Improved event-free survival
In this study, Dr. Larocca and colleagues investigated the efficacy and feasibility of a dose- and schedule-adjusted Rd regimen that was followed by maintenance Rd-R 10 mg/d and compared the regimen with continuous Rd in elderly, intermediate-fit patients who were newly diagnosed with multiple myeloma.
The primary endpoint was event-free survival, defined as progression/death from any cause, lenalidomide discontinuation, and any hematologic grade 4 or nonhematologic grade 3-4 adverse events.
The cohort consisted of 199 patients who were randomly assigned to receive either Rd-R (n = 101) or continuous Rd (n = 98).
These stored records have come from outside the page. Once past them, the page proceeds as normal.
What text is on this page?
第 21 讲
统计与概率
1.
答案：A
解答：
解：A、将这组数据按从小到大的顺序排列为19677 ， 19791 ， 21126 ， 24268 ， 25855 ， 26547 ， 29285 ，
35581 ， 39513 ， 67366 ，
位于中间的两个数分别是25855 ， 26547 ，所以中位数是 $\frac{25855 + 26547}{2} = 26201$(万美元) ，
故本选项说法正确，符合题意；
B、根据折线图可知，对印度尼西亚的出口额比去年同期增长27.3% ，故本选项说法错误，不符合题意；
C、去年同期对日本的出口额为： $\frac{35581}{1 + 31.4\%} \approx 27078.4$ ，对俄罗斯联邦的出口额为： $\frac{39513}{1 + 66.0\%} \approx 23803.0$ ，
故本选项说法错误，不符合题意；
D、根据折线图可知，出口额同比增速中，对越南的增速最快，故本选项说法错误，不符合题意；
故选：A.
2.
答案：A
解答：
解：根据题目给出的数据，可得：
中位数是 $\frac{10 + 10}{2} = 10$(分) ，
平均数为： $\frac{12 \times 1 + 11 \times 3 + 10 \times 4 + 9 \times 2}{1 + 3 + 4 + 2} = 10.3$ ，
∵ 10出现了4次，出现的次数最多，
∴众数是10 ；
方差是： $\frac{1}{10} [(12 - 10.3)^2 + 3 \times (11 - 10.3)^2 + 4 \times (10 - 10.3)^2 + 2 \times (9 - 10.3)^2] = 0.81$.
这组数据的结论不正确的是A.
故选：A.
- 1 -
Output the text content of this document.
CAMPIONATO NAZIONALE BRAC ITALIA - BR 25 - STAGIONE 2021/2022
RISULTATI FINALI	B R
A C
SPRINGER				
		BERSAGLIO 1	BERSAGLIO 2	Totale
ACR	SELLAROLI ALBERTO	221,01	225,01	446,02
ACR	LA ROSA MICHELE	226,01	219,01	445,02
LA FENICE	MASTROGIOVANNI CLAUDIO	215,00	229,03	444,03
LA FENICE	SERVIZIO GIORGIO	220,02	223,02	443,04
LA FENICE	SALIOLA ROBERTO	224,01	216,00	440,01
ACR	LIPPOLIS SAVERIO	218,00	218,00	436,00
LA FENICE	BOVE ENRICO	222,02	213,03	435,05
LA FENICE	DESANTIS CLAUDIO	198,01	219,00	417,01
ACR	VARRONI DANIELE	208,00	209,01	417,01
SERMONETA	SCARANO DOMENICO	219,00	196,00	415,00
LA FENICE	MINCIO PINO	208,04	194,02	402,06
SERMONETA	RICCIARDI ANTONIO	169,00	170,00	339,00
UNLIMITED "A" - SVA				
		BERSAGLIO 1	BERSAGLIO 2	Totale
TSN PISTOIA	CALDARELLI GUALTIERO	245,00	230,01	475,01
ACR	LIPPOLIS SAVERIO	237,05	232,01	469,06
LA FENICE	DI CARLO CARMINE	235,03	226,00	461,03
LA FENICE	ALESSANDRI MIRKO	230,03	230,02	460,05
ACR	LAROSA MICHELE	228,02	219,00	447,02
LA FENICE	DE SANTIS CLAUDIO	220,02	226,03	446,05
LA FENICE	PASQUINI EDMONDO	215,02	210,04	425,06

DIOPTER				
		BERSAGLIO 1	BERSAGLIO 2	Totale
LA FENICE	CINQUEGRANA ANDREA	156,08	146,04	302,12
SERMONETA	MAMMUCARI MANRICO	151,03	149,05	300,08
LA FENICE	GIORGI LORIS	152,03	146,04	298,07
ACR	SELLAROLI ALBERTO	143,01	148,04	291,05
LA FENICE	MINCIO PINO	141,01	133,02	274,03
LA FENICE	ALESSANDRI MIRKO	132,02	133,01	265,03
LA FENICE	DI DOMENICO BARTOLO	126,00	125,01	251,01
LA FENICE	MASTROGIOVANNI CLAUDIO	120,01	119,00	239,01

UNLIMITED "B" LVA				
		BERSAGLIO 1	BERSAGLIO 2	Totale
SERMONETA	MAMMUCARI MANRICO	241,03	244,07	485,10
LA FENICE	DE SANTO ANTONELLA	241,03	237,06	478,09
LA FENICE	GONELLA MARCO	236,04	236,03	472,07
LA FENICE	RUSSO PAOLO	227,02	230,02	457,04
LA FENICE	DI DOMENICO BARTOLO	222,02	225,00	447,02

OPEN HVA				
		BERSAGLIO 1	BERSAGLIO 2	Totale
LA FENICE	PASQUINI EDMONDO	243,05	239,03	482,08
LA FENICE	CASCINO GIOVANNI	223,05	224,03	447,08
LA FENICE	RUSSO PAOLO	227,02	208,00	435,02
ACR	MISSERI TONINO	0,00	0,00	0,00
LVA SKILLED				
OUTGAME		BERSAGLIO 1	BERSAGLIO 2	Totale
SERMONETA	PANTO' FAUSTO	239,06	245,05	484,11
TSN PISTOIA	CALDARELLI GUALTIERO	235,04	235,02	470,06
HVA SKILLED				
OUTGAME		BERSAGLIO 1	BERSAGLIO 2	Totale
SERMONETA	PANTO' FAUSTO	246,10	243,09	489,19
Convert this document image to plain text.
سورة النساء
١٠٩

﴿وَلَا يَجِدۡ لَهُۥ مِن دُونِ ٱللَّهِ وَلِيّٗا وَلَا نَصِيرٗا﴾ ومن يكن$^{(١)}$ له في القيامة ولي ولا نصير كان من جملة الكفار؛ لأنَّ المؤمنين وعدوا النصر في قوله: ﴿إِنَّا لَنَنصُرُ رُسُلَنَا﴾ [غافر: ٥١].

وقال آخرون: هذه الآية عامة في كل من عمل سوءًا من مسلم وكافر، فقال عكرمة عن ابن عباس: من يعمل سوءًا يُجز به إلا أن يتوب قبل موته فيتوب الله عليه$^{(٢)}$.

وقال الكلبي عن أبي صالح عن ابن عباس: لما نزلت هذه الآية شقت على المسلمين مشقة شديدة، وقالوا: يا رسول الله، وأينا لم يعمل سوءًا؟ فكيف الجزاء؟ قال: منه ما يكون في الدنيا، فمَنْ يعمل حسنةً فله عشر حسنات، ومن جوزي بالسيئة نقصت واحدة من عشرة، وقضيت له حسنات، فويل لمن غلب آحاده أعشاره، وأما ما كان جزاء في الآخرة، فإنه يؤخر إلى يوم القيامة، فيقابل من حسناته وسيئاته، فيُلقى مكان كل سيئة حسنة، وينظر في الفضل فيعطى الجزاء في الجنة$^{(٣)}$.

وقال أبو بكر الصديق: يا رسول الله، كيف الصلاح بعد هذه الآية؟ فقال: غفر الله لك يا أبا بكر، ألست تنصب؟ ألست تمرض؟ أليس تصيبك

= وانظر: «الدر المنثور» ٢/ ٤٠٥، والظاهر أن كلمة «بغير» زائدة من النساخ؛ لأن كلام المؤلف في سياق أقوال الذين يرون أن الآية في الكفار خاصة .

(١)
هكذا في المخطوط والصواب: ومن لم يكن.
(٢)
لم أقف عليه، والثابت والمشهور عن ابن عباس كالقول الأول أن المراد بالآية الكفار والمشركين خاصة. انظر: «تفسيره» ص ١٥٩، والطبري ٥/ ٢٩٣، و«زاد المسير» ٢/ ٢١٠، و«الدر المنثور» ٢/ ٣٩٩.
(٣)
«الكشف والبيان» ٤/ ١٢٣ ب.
The median age was 75 years in the Rd-R arm and 76 years in the Rd arm; 52% of patients in the Rd-R group and 43% in the Rd group were classified as being intermediate fit not for age but for geriatric impairments.
With a median follow-up of 37 months, event-free survival was 10.4 months in the Rd-R arm versus 6.9 months in the Rd arm (hazard ratio, 0.70; P = .02). This benefit was maintained beyond nine cycles (median: 19.8 vs. 10.6 months for Rd-R vs. Rd; HR, 0.55; P = .03)
The median PFS was 20.2 months with Rd-R and 18.3 months with Rd (HR, 0.78; P = .16). The median overall survival was not reached. The 3-year overall survival was 74% with Rd-R and 63% with continuous Rd (HR, 0.62; P = .06). Among patients remaining on therapy after nine cycles, no difference in median PFS was observed between the two groups (24.3 vs. 18.7 months; HR, 0.73; P = .19).
Best response was similar for both groups, with an overall response rate of 78% versus 68% (P = .15). The very good partial response rate was 51% in the Rd-R arm versus 39% in the continuous Rd arm (P = .09).
Toxicities were similar between the two groups. Hematologic adverse events of at least grade 3 were reported in 26% of Rd-R patients versus 20% of Rd patients (P = .40). In both groups, the most frequent grade ≥3 hematologic toxicity was neutropenia (21% vs 18%). The most frequent grade ≥3 toxicities were nonhematologic. They occurred in 33% of Rd-R patients and 43% of Rd patients (P = .15). The most frequent nonhematologic toxicities were infections (10% vs. 12%), constitutional (3% vs. 12%), dermatologic (7% vs. 3%), and central nervous toxicities (2% vs. 6%).
The study was sponsored by Fondazione EMN Italy Onlus. Dr. Larocca has received honoraria from Amgen, Bristol-Myers Squibb, Celgene, Janssen, and GlaxoSmithKline, and has served on the advisory boards for Bristol-Myers Squibb, Celgene, Janssen, and Takeda. Several coauthors also have disclosed relationships with industry. Dr. Rajkumar disclosed no relevant financial relationships.
A version of this article first appeared on Medscape.com.